Shootings are up 77% year to date, including a spate of recent high-profile incidents. Last weekend, a shooter aimed into a Queens home and killed a 10-year-old boy. A few weeks earlier a 4-year-old was wounded by stray bullets on a Saturday afternoon in Times Square.
“If the city cannot stop shootings in Times Square, what does that say about what’s happening in Black and brown communities throughout our city where we are underinvesting and we know that rates of gun violence are higher?” said Andrew Yang, the former Democratic presidential candidate who is now one of the leading Democratic mayoral candidates.
He’s running neck and neck with Eric Adams, a former New York City police captain who currently serves as the Brooklyn borough president.
Both oppose cuts to the NYPD. Their more moderate stance on policing is shared by Kathryn Garcia, most recently the city’s sanitation commissioner, who notched the endorsements from both The New York Times and The New York Daily News.

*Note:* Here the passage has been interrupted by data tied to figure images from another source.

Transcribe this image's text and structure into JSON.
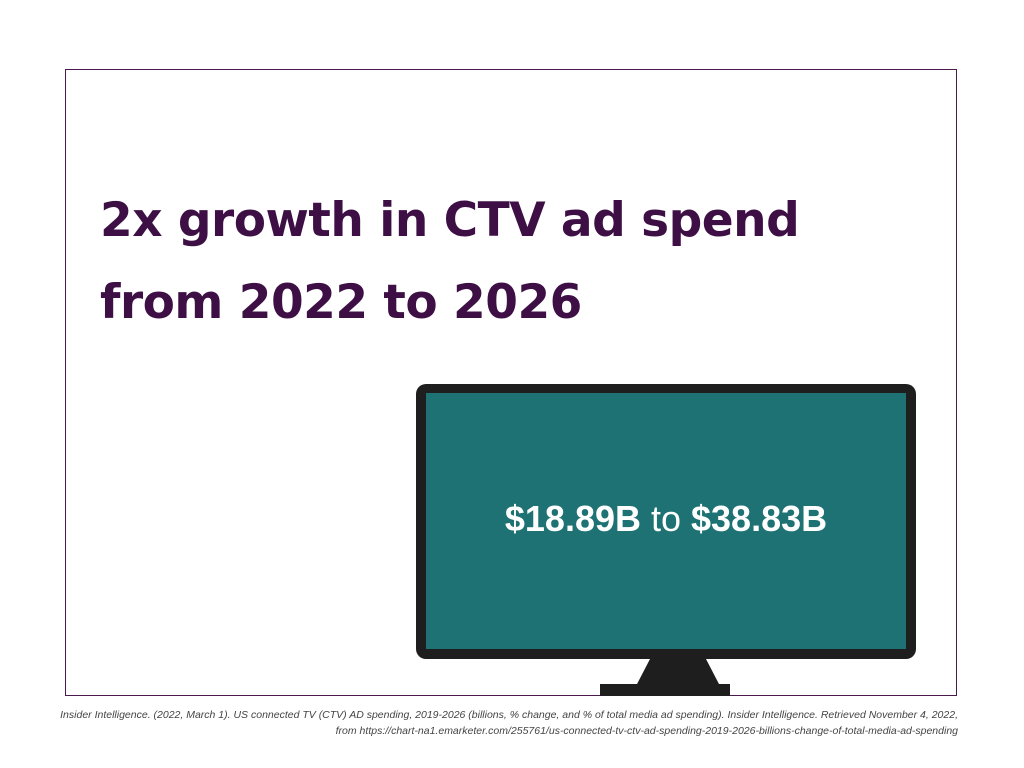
{
  "headline": {
    "line1": "2x growth in CTV ad spend",
    "line2": "from 2022 to 2026"
  },
  "tv_screen": {
    "from_value": "$18.89B",
    "connector": "to",
    "to_value": "$38.83B"
  },
  "citation": {
    "line1": "Insider Intelligence. (2022, March 1). US connected TV (CTV) AD spending, 2019-2026 (billions, % change, and % of total media ad spending). Insider Intelligence. Retrieved November 4, 2022,",
    "line2": "from https://chart-na1.emarketer.com/255761/us-connected-tv-ctv-ad-spending-2019-2026-billions-change-of-total-media-ad-spending"
  },
  "colors": {
    "headline": "#3d0f45",
    "frame_border": "#4a1a4e",
    "tv_body": "#1e1e1e",
    "tv_screen": "#1f7274",
    "screen_text": "#ffffff"
  },
  "icons": {
    "tv": "television-icon"
  }
}
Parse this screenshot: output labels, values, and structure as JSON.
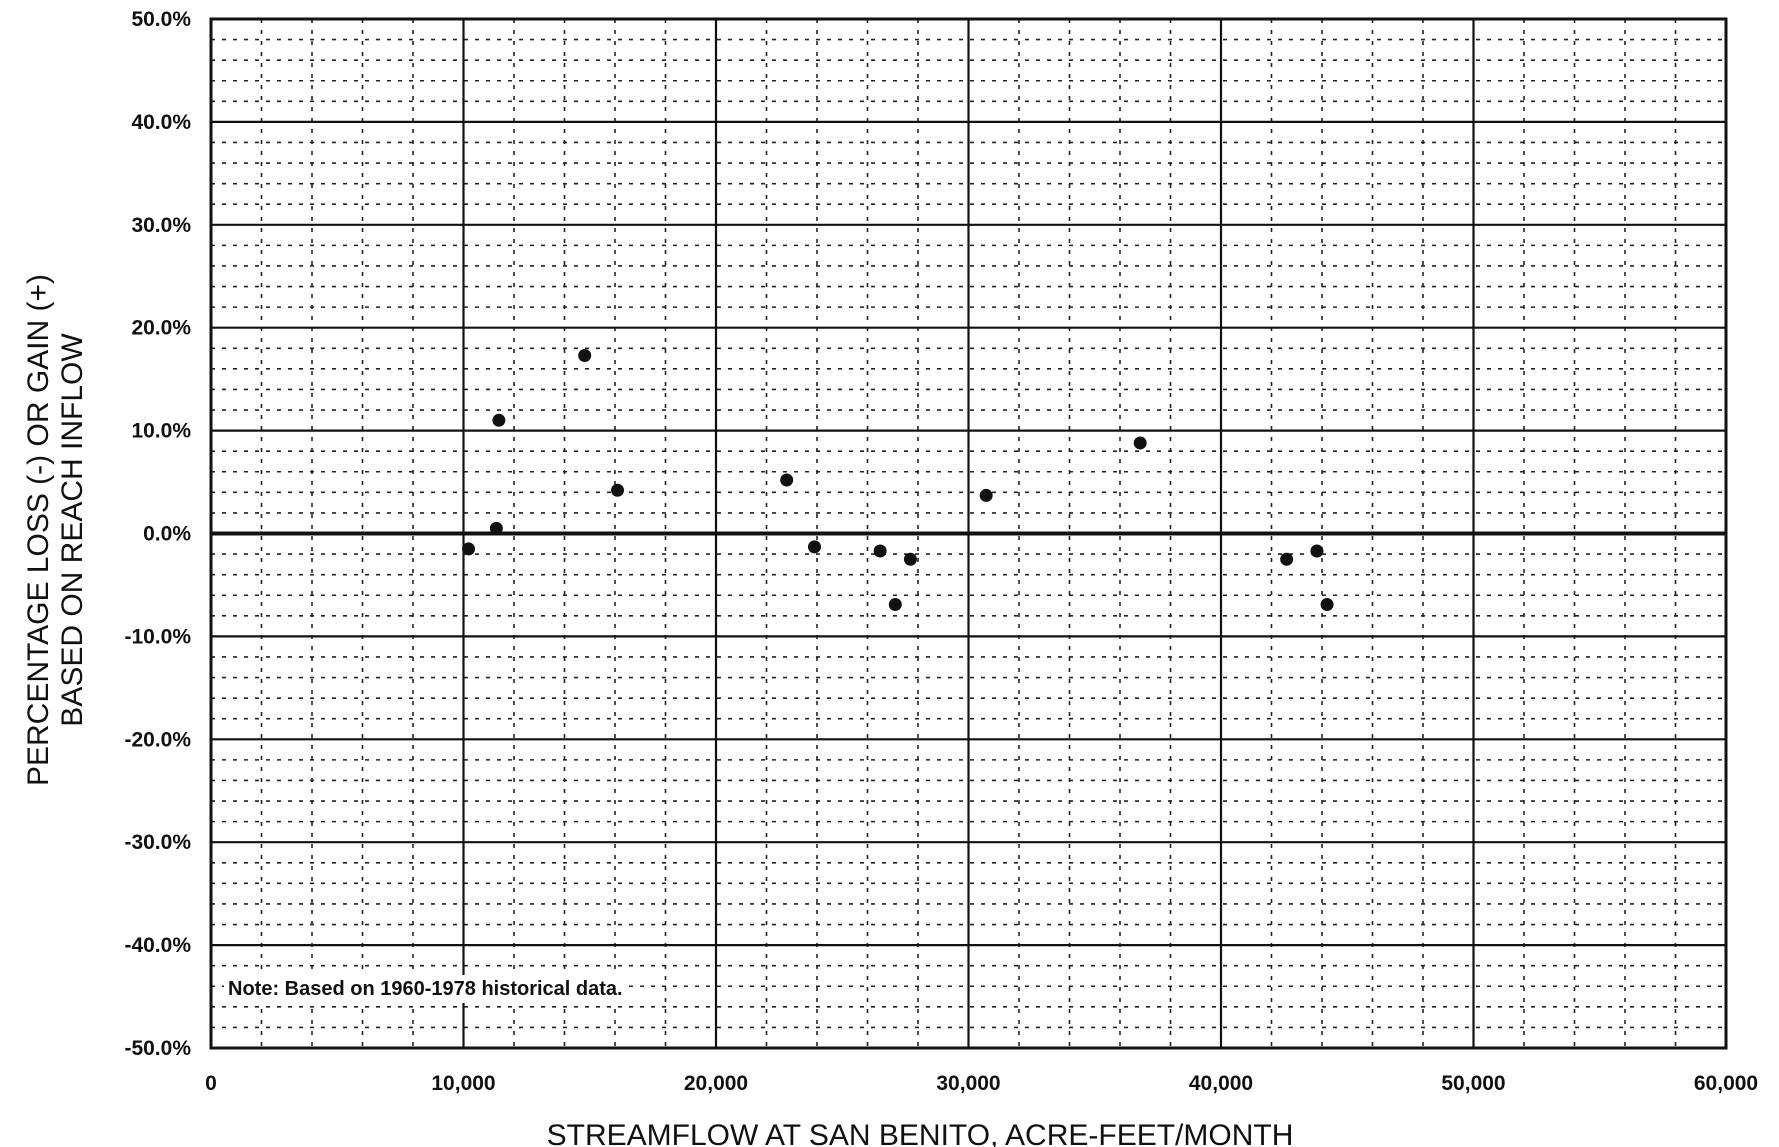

To their collective left is Maya Wiley, a civil rights attorney and onetime member of the de Blasio administration. She’s called for moving $1 billion from the NYPD’s $6 billion budget and reinvesting that money in communities hardest hit by gun violence.
She picked up a major boost last weekend when New York City Congresswoman Alexandria Ocasio-Cortez said the left needed to coalesce and endorsed her. “At the end of the day we’re going to have to pull up that ballot and fill it out and I’m going to put Maya as number 1,” Ocasio-Cortez said.
That reference to “number 1” was a nod to the new ranked choice voting system which will get its first citywide test in this primary, allowing voters to rank up to five candidates in order of preference. Voters adopted the new system through a 2019 ballot referendum.
As the candidates make their pitches, voter Jose Martinez, 79, said he wants someone who will focus on curbing gun violence. “The police are supposed to be more tough. Here everybody has a gun.”
He was among the voters walking past Elmhurst Hospital in Queens on Monday, the epicenter of the city’s COVID-19 pandemic, who told NPR about their concerns over policing issues.
At the height of protests against police brutality last summer, there was a major push by some reform activists to slash the NYPD’s budget. Those cuts never fully materialized, but the debate over police funding remains very active.
“I think that it was very unfortunate phrasing to say ‘defund the police.’ I would be very much against that,” said Nancy Davis, who moved to the city 50 years ago from Ohio. “I like seeing them and I think most New Yorkers do, too,” she added.
“I think we should defund the police slightly,” said Mohamed Rahmen, 19. “I feel like a lot of people are too radical with it, like they want to chop the NYPD budget in half or something,” he said. “I’m not really for that.”